İmar affını da sorduğumuz Prof. Dr. Mikdat Kadıoğlu, şu yorumu yaptı:

İmar affıyla devlet affediyor ama afet affetmiyor. Hiçbir şeyden ders alınmıyor. 2 gün ağlayıp bir daha ki afete kadar bekliyoruz. Af getirilecekse, ‘Binanı depreme, sele karşı dayanıklı yaparsan affederim’ diye şart koşulmalı. Yasal olarak kayba uğtuyoruz. Daha fazla cna ve mal kaybı olacak.

MEB’e çağrı: Müfredata afet dersi konulsun, doğru bilgilendirme yapılsın

Afet durumunda neler yapılması gerektiğinin vatandaşlara doğru şekilde öğretilmesi gerektiğini belirten Prof. Dr. Kadıoğlu, Milli Eğitim Bakanlığı’na (MEB) çağrıda da bulundu:

Doğru afet bilinci oluşturulmalı. Doğa kaynaklı tüm afetlere yönelik müfredata ders konulsun, eğitim verilip, çocuklara anaokulu, ilköğretim seviyesinden başlanarak öğretilsin.  Yeri geldiğince, beden eğitimi, müzik ve resim dahil tüm derslerde afetlere karşı korunma bilincini vermemiz gerek. Bilimsel ve kapsamlı şekilde doğayı tanımak, olası tehlikelerini bilmek ve neler yapılabileceğini öğretmek şart. Bunları hiç öğretmeden, insanlara 'Dikkatli olun' demenin faydası yok.
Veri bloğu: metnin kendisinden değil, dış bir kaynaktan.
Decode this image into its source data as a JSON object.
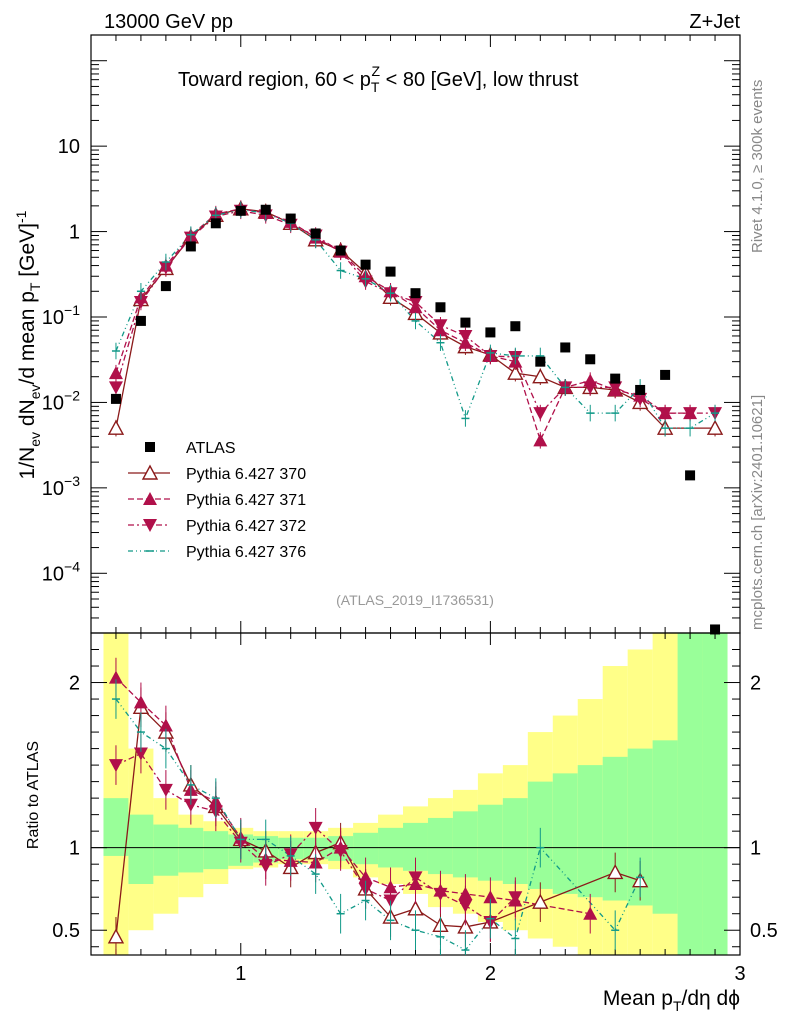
{
  "header": {
    "energy": "13000 GeV pp",
    "process": "Z+Jet"
  },
  "side_labels": {
    "rivet": "Rivet 4.1.0, ≥ 300k events",
    "source": "mcplots.cern.ch [arXiv:2401.10621]"
  },
  "chart_data": {
    "type": "scatter",
    "title": "Toward region, 60 < p_T^Z < 80 [GeV], low thrust",
    "analysis_id": "(ATLAS_2019_I1736531)",
    "xlabel": "Mean p_T/dη dϕ",
    "ylabel": "1/N_ev dN_ev/d mean p_T [GeV]^-1",
    "ratio_ylabel": "Ratio to ATLAS",
    "xlim": [
      0.4,
      3.0
    ],
    "ylim": [
      2e-05,
      200
    ],
    "yscale": "log",
    "ratio_ylim": [
      0.35,
      2.3
    ],
    "xticks": [
      {
        "v": 1,
        "label": "1"
      },
      {
        "v": 2,
        "label": "2"
      },
      {
        "v": 3,
        "label": "3"
      }
    ],
    "yticks": [
      {
        "v": 0.0001,
        "label": "10",
        "exp": "−4"
      },
      {
        "v": 0.001,
        "label": "10",
        "exp": "−3"
      },
      {
        "v": 0.01,
        "label": "10",
        "exp": "−2"
      },
      {
        "v": 0.1,
        "label": "10",
        "exp": "−1"
      },
      {
        "v": 1,
        "label": "1",
        "exp": ""
      },
      {
        "v": 10,
        "label": "10",
        "exp": ""
      }
    ],
    "ratio_yticks": [
      {
        "v": 0.5,
        "label": "0.5"
      },
      {
        "v": 1,
        "label": "1"
      },
      {
        "v": 2,
        "label": "2"
      }
    ],
    "x": [
      0.5,
      0.6,
      0.7,
      0.8,
      0.9,
      1.0,
      1.1,
      1.2,
      1.3,
      1.4,
      1.5,
      1.6,
      1.7,
      1.8,
      1.9,
      2.0,
      2.1,
      2.2,
      2.3,
      2.4,
      2.5,
      2.6,
      2.7,
      2.8,
      2.9
    ],
    "data": {
      "name": "ATLAS",
      "values": [
        0.011,
        0.09,
        0.23,
        0.67,
        1.25,
        1.75,
        1.8,
        1.42,
        0.95,
        0.6,
        0.41,
        0.34,
        0.19,
        0.13,
        0.086,
        0.066,
        0.078,
        0.03,
        0.044,
        0.032,
        0.019,
        0.014,
        0.021,
        0.0014,
        2.2e-05
      ]
    },
    "band_inner": [
      0.95,
      0.78,
      0.83,
      0.85,
      0.87,
      0.89,
      0.91,
      0.93,
      0.93,
      0.92,
      0.9,
      0.88,
      0.86,
      0.84,
      0.82,
      0.8,
      0.78,
      0.75,
      0.72,
      0.7,
      0.68,
      0.65,
      0.6,
      0.35,
      0.35
    ],
    "band_outer": [
      0.35,
      0.5,
      0.6,
      0.7,
      0.78,
      0.87,
      0.88,
      0.9,
      0.9,
      0.87,
      0.82,
      0.78,
      0.72,
      0.64,
      0.6,
      0.55,
      0.5,
      0.45,
      0.4,
      0.35,
      0.35,
      0.35,
      0.35,
      0.35,
      0.35
    ],
    "band_inner_hi": [
      1.3,
      1.2,
      1.14,
      1.12,
      1.1,
      1.08,
      1.07,
      1.06,
      1.06,
      1.07,
      1.09,
      1.12,
      1.15,
      1.18,
      1.22,
      1.26,
      1.3,
      1.4,
      1.45,
      1.5,
      1.55,
      1.6,
      1.65,
      2.3,
      2.3
    ],
    "band_outer_hi": [
      2.3,
      1.6,
      1.3,
      1.2,
      1.16,
      1.12,
      1.1,
      1.1,
      1.1,
      1.12,
      1.15,
      1.2,
      1.25,
      1.3,
      1.35,
      1.45,
      1.5,
      1.7,
      1.8,
      1.9,
      2.1,
      2.2,
      2.3,
      2.3,
      2.3
    ],
    "series": [
      {
        "name": "Pythia 6.427 370",
        "style": "solid",
        "marker": "open-triangle-up",
        "color": "#8b1a1a",
        "values": [
          0.005,
          0.16,
          0.37,
          0.87,
          1.55,
          1.85,
          1.7,
          1.25,
          0.8,
          0.6,
          0.33,
          0.17,
          0.11,
          0.065,
          0.045,
          0.036,
          0.022,
          0.02,
          0.015,
          0.015,
          0.014,
          0.01,
          0.005,
          null,
          0.005
        ]
      },
      {
        "name": "Pythia 6.427 371",
        "style": "dashed",
        "marker": "filled-triangle-up",
        "color": "#b0104a",
        "values": [
          0.022,
          0.17,
          0.4,
          0.9,
          1.6,
          1.85,
          1.65,
          1.3,
          0.85,
          0.58,
          0.3,
          0.2,
          0.13,
          0.07,
          0.05,
          0.035,
          0.03,
          0.0036,
          0.015,
          0.018,
          0.014,
          0.012,
          0.0075,
          0.0075,
          null
        ]
      },
      {
        "name": "Pythia 6.427 372",
        "style": "dashdot",
        "marker": "filled-triangle-down",
        "color": "#b0104a",
        "values": [
          0.015,
          0.15,
          0.38,
          0.85,
          1.5,
          1.75,
          1.55,
          1.2,
          0.9,
          0.58,
          0.26,
          0.19,
          0.15,
          0.08,
          0.06,
          0.035,
          0.034,
          0.0075,
          0.015,
          0.015,
          0.015,
          0.011,
          0.0075,
          0.0075,
          0.0075
        ]
      },
      {
        "name": "Pythia 6.427 376",
        "style": "dashdotdot",
        "marker": "tick",
        "color": "#119988",
        "values": [
          0.04,
          0.2,
          0.44,
          0.92,
          1.55,
          1.8,
          1.65,
          1.25,
          0.8,
          0.35,
          0.28,
          0.19,
          0.09,
          0.05,
          0.0065,
          0.038,
          0.035,
          0.035,
          0.015,
          0.0075,
          0.0075,
          0.015,
          0.005,
          0.005,
          0.0075
        ]
      }
    ],
    "ratios": [
      [
        0.46,
        1.85,
        1.7,
        1.38,
        1.25,
        1.05,
        0.98,
        0.88,
        0.97,
        1.03,
        0.75,
        0.58,
        0.63,
        0.53,
        0.52,
        0.55,
        null,
        0.67,
        null,
        null,
        0.85,
        0.8,
        null,
        null,
        null
      ],
      [
        2.03,
        1.88,
        1.74,
        1.35,
        1.28,
        1.06,
        0.93,
        0.92,
        0.91,
        1.0,
        0.82,
        0.76,
        0.78,
        0.74,
        0.72,
        0.7,
        0.68,
        null,
        null,
        0.6,
        null,
        null,
        null,
        null,
        null
      ],
      [
        1.5,
        1.57,
        1.35,
        1.26,
        1.22,
        1.03,
        0.89,
        0.96,
        1.12,
        0.98,
        0.75,
        0.68,
        0.82,
        0.72,
        0.65,
        0.55,
        0.7,
        null,
        null,
        null,
        null,
        null,
        null,
        null,
        null
      ],
      [
        1.9,
        1.7,
        1.6,
        1.38,
        1.3,
        1.05,
        1.05,
        0.95,
        0.84,
        0.6,
        0.68,
        0.56,
        0.5,
        0.46,
        0.38,
        0.57,
        0.45,
        1.0,
        null,
        null,
        0.5,
        0.82,
        null,
        null,
        null
      ]
    ]
  }
}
Öğrencilere yaptırılan deprem tatbikatlarını da yeterli olmadıkları gerekçesiyle eleştiren Kadıoğlu, “Okullardaki deprem tatbikatları bile uydurma. Çoğu şey ezber. Koş, kaç şeklinde. Doğru afet bilincini, küçük yaştan itibaren doğru şekilde vermek gerekli. Gökgürültüsü de erken bir uyarıdır, aslında. Doğa seni uyarıyor. Duyunca bir tehlike olabileceğini bil" yorumunu yaptı.

“İklim değişirken biz değişmiyoruz, problem o”

İklim değişikliğinin doğa olaylarında her şeyin sorumlusu gibi gösterilmesinin ynalış olduğunu da vurgulayan Mikdat Kadıoğlu, hava ve iklimin günah keçisi olarak kullanıldığını ifade etti.

“İklim değişti, o yüzden böyle oluyor” şeklindeki yorumların popülist bir yaklaşımdan ibaret olduğunu savunan Kadıoğlu, sözlerini şu ifadelerle noktaladı:

’İklim değişiyor’ edebiyatını yapıyoruz ama seller, heyelanlar yeni değil, dünyanın var olduğundan beri var. Daha fazlası da olacak. Afetlerin sayısı ve şiddeti artıyor. İklim değişikliğini önemsiyor gözüküyoruz ama önemsemiyoruz. Gerçekten önemsiyorsak, bu konuya dikkat etmeliyiz.